Promises – Discipline, Focus & Balance (May 26)

It has been a week since I last posted an entry ….

This past Sunday Roger spoke on the part of the Sermon on the mount where Jesus said “Let your “yes be yes” and your “no be no”. He made the point that the underlying principle here was that God expects absolute honesty in all of our dealings. The people Jesus was speaking to had many practices to establish the degree to which they could be untruthful without being “liars” depending on the type of oath that was used. – and we do that today – "If I cross my fingers then I can fib".
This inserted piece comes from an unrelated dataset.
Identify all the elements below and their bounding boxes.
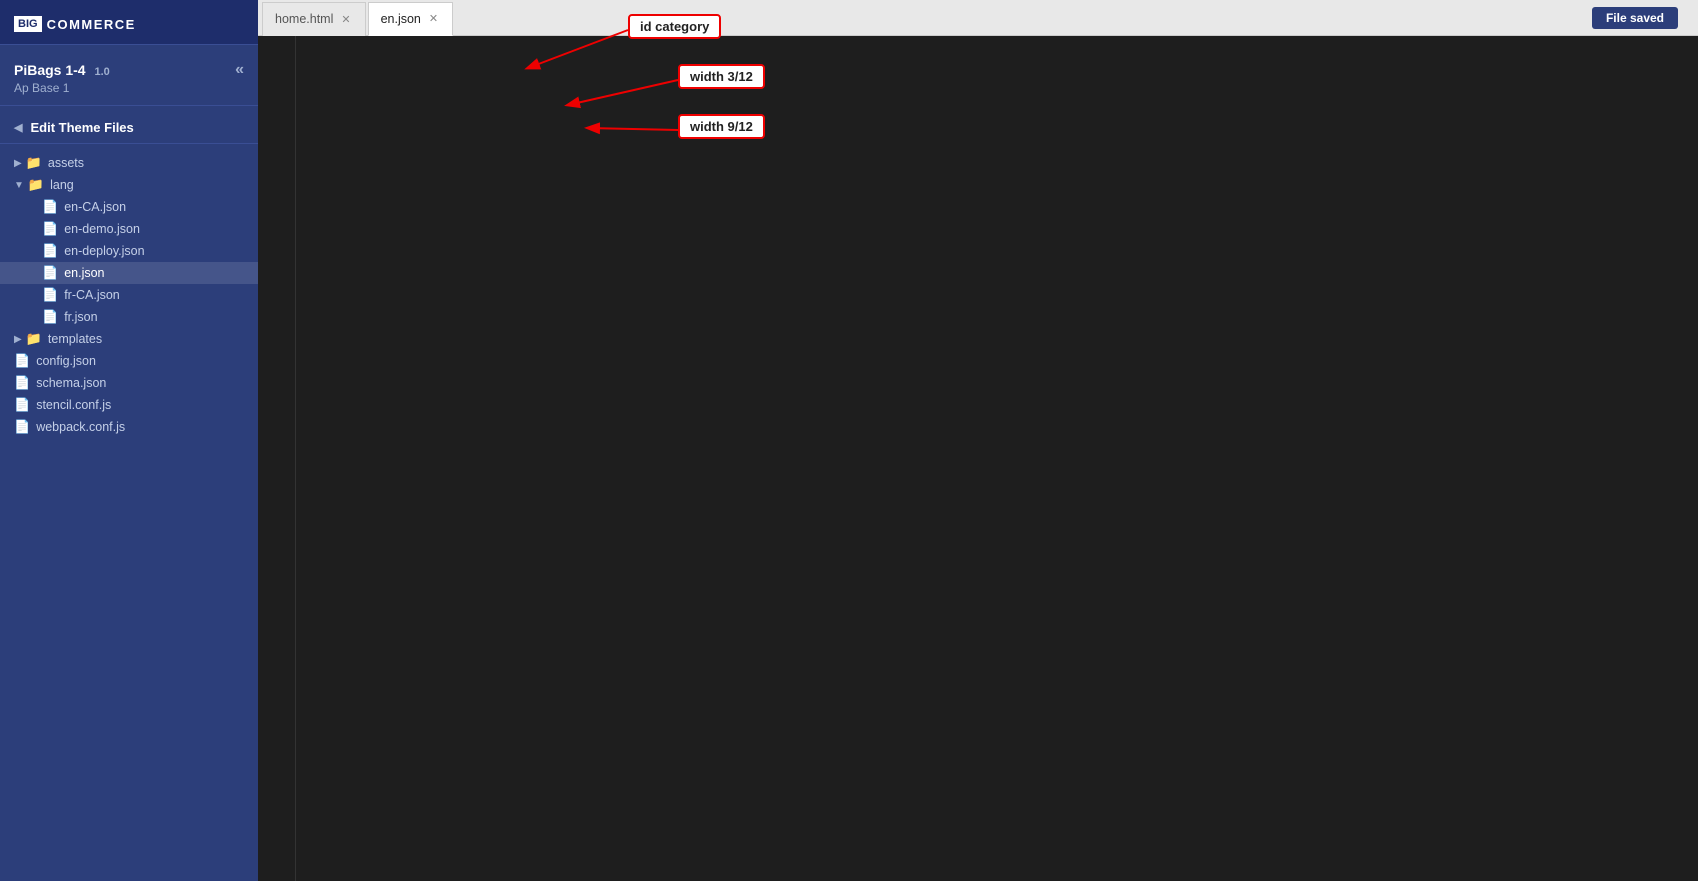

Have you ever heard yourself say – “to be perfectly honest with you” or “to tell the truth”. Over the past couple of years I have tried to remove those phrases from my language. When I heard myself saying this, I would stop and say (something like) “Oops – That seems to be saying that I haven’t been being honest with you before and I want to be honest all the time so I’m going start over and drop that phrase). While I occasionally have failed in this, it has helped me to be more conscious of always being truthful so I wouldn’t have to come back and correct something later when the “stretching” of the truth becomes apparent. (which we cover up by saying “I didn’t really intend to say that” or “What I really meant to say was”)

The thrust of Roger’s lesson was that we should be so committed to being truthful and honest in all our dealings that any oath is unnecessary – rather than the lesson we often take which is that we shouldn’t use oaths. He also gave some practical approaches to help us deal with the reality that “telling the truth even when it hurts”. Things like being honest about the fact that we do struggle with truthfulness and being careful about our promises.
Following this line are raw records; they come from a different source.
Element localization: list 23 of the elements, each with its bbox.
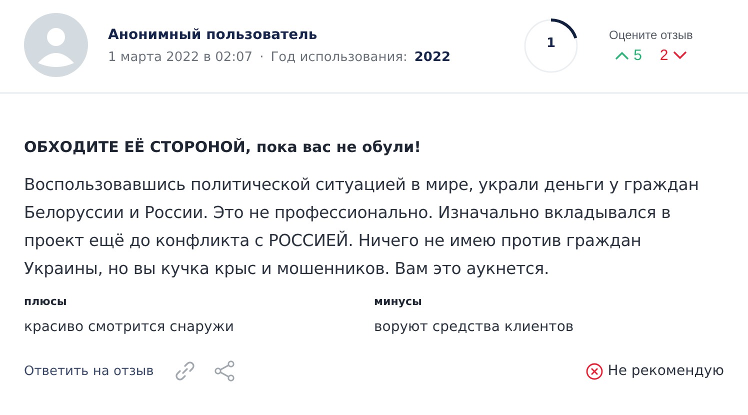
pros-label: плюсы [24,295,68,308]
chevron-up-icon [614,51,629,60]
review-title: ОБХОДИТЕ ЕЁ СТОРОНОЙ, пока вас не обули! [24,138,422,156]
pros-text: красиво смотрится снаружи [24,319,235,335]
share-icon[interactable] [214,360,236,382]
verdict-text: Не рекомендую [608,363,724,379]
upvote-button[interactable]: 5 [614,47,642,64]
avatar-icon [24,13,88,77]
downvote-button[interactable]: 2 [660,47,688,64]
cons-label: минусы [374,295,423,308]
link-icon[interactable] [174,360,196,382]
author-name: Анонимный пользователь [108,27,318,43]
cons-text: воруют средства клиентов [374,319,575,335]
usage-label: Год использования: [270,50,408,65]
separator: · [260,50,264,65]
reply-link[interactable]: Ответить на отзыв [24,364,154,378]
chevron-down-icon [673,51,688,60]
rate-label: Оцените отзыв [609,28,693,42]
review-date: 1 марта 2022 в 02:07 [108,50,253,65]
cross-circle-icon [586,362,603,380]
review-text: Воспользовавшись политической ситуацией в мире, украли деньги у граждан Белоруссии и России. Это не профессионально. Изначально вкладывался в проект ещё до конфликта с РОССИЕЙ. Ничего не имею против граждан Украины, но вы кучка крыс и мошенников. Вам это аукнется. [24,174,700,280]
usage-year: 2022 [414,50,451,65]
score-value: 1 [545,36,557,51]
This brings me back to the beginning of this posting “It has been a week ..).

I could rationalize by saying I was too busy but the reality is that I was in a slump. There is a long-standing “bad habit” in my approach to life that has to deal with my ability to make and keep promises to myself (and others). I call it my “buffet table” approach to making promises. There are only a few people I know (my wife being one) who can go through the line at a church pot luck and only take as much as she needs and avoid the things that are really not good for you. My eyes are always bigger than my stomach (or at least bigger than what my stomach should be getting because I usually do eat it all!!).

My approach to work has always been that way. When someone says this needs to be done, I’m the first to say “I’ll do it” – and then the juggling begins – what is going to get done – what can I avoid – etc. etc. My favorite line for many years was “If it wasn’t for the last minute nothing would get done”. If I didn’t have a crisis of 3 or 4 things that had to be done “right now” I would put off starting stuff and “play around” with things that I didn’t have to do until things got so bad I couldn’t ignore them any more.

The reality with this approach was that my life was filled with never started, half done or poorly done projects although I worked hard enough and long enough under pressure to meet the commitments that were of most importance – those that would allow me to advance my career, those that would defuse a family crisis – etc . and I also became a good judge of who would and wouldn’t accept my lame “the dog ate my homework” type of excuses when things were late. One consequence of this was that I often spent more time on the "urgent things" rather than making time for the "important things"

Several years ago I met Terry Miller who is a consultant that I now consider to be a friend. Terry coached me about making and keeping promises – rather than trying to manage priorities. The basic idea was always know what you have on your plate and what it is going to take to fulfill those commitments. Focus on the actions that must be taken each day to meet those commitments and when you are looking at a new commitment only “pick it up and put it on your plate” if you can do it without interfering with other commitments. And if you can’t -- either say No! or, if that isn’t possible, renegotiate some other commitment to allow you to do it. This is a very powerful approach to dealing with life rather than the normal approach of the being stressed out by trying to juggle 10 balls when you are only capable of juggling 5.

When I had the discipline to manage my commitments (i.e. always ask can I do this and still meet my other promises?), kept focused on the daily review of all of the commitments and progress and took action to “renegotiate” when I could no longer meet some FUTURE commitment because “life happened” , I could keep balance in my life –

However, as I have often said there is a big difference between knowing and doing. It seemed that I just couldn’t stand success so, every so often, when it was working well, I would lose my discipline of managing commitments, start focusing on “today’s project” and I would lose my “balance” – things would begin to pile up, deadlines would be missed. My reaction was to make it even worse by spending time on frivolous things like TV or computer games rather than biting the bullet and doing the work needed to get back into balance. I would get depressed and moody and stressed often without really knowing why. Eventually - usually when I was really in trouble, I would finally recognize what happened, pull out Terry’s notes or give him a call and get myself back on track.

Well, that is what has been going on this past week. The church painting project took more time than I thought it would. I wasn’t watching my commitments and a bunch of small things started to pile up, I had a sermon to prepare for Sunday because Roger was away and I just stopped doing anything useful when we weren’t at the church painting. That included the blog (which may be questionable as a useful activity but it is part of a commitment I have made to myself because I find it helpful to write these things down and I hope that there may be some value to others who may read this.)

To-day I’m in the process of regaining my balance. I’ve written out the list of commitments --- I’ve sorted out which ones I need to change and I have done the Nike thing (jo do it!) on a bunch of small things. There is less clutter and more reality in the current list – Life is good.